Document Type


Degree Name

Master of Arts (MA)




Faculty of Science

First Advisor

Richard Walsh-Bowers

Advisor Role

Thesis Supervisor


Community psychology is strongly committed to the value of cultural relativity and diversity. Acquiring knowledge regarding cultural differences is essential if community psychology is to realize this value. This paper provides a culture specific perspective on the form and meaning of a knowledge system rooted in traditional Mohawk thought. The academic literature regarding research on Native people reveals an ethnocentric description of native reality. My premise is that research in Native communities has been ideologically biased by virtue of the interpretation of native reality from the perspective of mainstream western scientific assumptions. The ability to obtain culturally relevant knowledge hinges on our ability to understand and come to knowledge in a culturally relevant way. Thus, there is a need for a knowledge production system that is rooted in traditional Native thought.
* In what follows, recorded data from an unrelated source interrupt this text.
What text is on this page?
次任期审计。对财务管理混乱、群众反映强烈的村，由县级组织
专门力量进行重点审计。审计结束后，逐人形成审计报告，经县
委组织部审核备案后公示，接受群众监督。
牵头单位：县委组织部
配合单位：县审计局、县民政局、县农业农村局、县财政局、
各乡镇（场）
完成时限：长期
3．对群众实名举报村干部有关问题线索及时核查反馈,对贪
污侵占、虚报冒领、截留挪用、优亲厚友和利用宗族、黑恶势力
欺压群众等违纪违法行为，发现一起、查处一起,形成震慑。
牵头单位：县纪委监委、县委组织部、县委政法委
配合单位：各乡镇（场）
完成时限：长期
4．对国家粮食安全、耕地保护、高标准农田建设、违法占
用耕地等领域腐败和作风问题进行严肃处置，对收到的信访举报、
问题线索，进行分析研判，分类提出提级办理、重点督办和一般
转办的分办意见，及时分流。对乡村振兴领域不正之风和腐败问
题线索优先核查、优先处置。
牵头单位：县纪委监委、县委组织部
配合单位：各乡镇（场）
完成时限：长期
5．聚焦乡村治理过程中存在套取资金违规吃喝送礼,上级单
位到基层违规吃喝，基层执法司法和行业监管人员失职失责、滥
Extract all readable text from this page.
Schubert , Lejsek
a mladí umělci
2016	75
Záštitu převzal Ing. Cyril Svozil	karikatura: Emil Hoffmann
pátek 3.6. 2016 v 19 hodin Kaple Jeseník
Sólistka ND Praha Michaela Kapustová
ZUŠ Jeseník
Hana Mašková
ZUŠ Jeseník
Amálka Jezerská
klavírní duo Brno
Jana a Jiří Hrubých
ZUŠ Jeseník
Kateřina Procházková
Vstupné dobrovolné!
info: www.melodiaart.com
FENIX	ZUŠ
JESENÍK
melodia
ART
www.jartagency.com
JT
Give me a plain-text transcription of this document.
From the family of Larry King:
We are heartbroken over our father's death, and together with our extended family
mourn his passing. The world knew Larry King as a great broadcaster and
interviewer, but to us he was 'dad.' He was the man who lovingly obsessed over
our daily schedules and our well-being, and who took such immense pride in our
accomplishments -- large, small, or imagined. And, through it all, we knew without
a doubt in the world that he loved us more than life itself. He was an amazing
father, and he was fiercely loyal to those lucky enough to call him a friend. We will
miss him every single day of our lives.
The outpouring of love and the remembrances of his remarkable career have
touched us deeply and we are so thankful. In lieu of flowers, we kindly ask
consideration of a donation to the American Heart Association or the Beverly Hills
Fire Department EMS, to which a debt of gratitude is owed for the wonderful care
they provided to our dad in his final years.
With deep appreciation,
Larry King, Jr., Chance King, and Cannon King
Utilizing a qualitative and collaborative approach I obtain the perspectives of five people, who are members of the Mohawk Nation who reside in the Six Nation of the Grand River Community, on the concept of a Native science and a knowledge system rooted in traditional Mohawk thought. The results of the study indicated that there is a high degree of congruity between the generalized Native scientific concepts and practices with Mohawk specific traditional beliefs and practices. The study illuminates Mohawk specific teachings and how these teachings shape the meaning and practice of a knowledge system rooted in traditional Mohawk thought.